“Regardless of our students’ ethnic background or income level, they graduate at the same rates as our overall student population,” Chancellor Kim Wilcox said in a press release before the event. “Few other universities in the country can stake this claim…” Both Chancellor Wilcox and Dr. Yolanda Moses, Assistant Vice-Chancellor Diversity, Excellence and Equity, remarked at the hearing that for over two decades UCR has intentionally focused on diversity with an attempt to better reflect the diverse population of California. The research and practices that have allowed UCR to begin to close the achievement gap were presented by other UCR faculty, researchers, and administrators.

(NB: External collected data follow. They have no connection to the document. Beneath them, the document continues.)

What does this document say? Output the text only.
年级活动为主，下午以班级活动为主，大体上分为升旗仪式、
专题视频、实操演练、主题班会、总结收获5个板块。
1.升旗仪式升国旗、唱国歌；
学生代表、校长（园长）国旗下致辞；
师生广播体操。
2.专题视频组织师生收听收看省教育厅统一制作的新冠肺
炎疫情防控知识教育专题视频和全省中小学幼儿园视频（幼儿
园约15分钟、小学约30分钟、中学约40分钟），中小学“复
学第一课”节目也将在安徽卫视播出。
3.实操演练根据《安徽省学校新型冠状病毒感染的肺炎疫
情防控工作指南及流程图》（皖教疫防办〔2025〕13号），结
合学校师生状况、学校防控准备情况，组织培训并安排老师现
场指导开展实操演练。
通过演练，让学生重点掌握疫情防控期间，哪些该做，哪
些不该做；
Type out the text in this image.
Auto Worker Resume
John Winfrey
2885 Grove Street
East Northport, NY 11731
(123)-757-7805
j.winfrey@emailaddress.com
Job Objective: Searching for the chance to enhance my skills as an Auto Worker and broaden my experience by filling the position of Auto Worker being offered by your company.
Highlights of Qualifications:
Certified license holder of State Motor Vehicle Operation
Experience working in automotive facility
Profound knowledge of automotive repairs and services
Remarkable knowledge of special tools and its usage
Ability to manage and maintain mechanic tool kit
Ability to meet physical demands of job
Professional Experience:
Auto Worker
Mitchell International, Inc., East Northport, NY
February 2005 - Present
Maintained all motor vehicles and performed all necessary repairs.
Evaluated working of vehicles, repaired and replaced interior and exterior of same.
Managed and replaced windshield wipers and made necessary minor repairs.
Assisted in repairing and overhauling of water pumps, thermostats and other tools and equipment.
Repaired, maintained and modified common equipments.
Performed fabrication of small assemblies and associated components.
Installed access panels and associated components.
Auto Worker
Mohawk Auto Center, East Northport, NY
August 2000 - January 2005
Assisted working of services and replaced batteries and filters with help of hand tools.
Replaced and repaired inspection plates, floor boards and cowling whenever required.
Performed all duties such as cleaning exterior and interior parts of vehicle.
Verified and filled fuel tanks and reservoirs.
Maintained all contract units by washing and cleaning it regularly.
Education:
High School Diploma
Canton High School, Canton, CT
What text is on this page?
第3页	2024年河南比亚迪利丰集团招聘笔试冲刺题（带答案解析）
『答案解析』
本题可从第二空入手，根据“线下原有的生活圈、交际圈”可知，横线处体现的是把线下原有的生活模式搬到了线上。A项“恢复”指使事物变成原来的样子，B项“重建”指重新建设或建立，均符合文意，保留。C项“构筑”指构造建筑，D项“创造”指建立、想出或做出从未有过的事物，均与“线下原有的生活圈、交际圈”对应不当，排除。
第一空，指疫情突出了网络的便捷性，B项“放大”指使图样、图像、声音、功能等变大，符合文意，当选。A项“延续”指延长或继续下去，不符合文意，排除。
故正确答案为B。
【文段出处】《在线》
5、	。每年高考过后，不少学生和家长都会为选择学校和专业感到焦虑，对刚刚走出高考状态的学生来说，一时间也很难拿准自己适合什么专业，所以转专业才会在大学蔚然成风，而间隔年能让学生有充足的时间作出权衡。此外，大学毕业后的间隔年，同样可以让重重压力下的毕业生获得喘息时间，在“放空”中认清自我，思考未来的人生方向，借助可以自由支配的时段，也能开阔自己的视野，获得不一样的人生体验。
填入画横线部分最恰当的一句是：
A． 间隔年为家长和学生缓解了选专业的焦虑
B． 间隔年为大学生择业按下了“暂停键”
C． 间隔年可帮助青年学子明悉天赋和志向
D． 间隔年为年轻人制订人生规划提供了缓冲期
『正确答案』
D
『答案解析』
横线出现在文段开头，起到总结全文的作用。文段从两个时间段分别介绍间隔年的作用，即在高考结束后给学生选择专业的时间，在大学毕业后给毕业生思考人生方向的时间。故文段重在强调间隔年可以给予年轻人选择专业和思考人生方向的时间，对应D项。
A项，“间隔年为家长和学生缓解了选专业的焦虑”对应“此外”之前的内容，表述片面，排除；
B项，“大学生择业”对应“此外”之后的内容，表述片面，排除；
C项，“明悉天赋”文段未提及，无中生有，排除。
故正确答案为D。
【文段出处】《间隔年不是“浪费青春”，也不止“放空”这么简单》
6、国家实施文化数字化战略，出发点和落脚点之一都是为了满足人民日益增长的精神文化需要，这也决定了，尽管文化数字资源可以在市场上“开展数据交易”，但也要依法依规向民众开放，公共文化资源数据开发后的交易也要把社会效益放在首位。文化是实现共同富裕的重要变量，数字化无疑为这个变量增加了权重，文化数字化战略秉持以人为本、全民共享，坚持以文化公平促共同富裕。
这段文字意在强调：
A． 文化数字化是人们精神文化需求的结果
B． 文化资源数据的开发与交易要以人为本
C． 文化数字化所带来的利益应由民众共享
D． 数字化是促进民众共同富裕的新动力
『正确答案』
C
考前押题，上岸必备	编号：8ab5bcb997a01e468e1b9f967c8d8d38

The final segment of the hearing focused on undergraduate funding and equity across the entire UC system. Another participant at the meeting was Assembly member Mike Gipson, chair of the Joint Legislative Audit Committee, who recently called for an audit to examine how the growth of nonresident enrollment throughout the UC system has affected enrollment for residents. The audit, scheduled to begin next month, will also review the progress of UC’s Rebenching Initiative implemented after a 2011 audit that uncovered significant inequities in per-student funding among UC campuses. Campuses like UCR, whose student enrollment is made-up of students of color and first generation college students, received up to $2,100 less per student than the older more established campuses, mainly UCLA and Berkeley.
For two consecutive years UCR has ranked 2nd on Washington Monthly’s list of universities when considering civic engagement, social mobility, and research. Last year Time Magazine ranked UCR the best college value based on the White House formula of graduation rates, affordability, and access to financial aid. These rankings make me wonder, if UCR can achieve comparable graduation rates across various ethnicities – 73% Asian Americans, 66% Latinos, 72% African Americans, 68% Whites – while receiving inequitable funding from the University of California, then what can be accomplished when the campus receives equal pay for every student? And what will that teach us about the tremendous role diversity plays in academic excellence, or general excellence for that matter?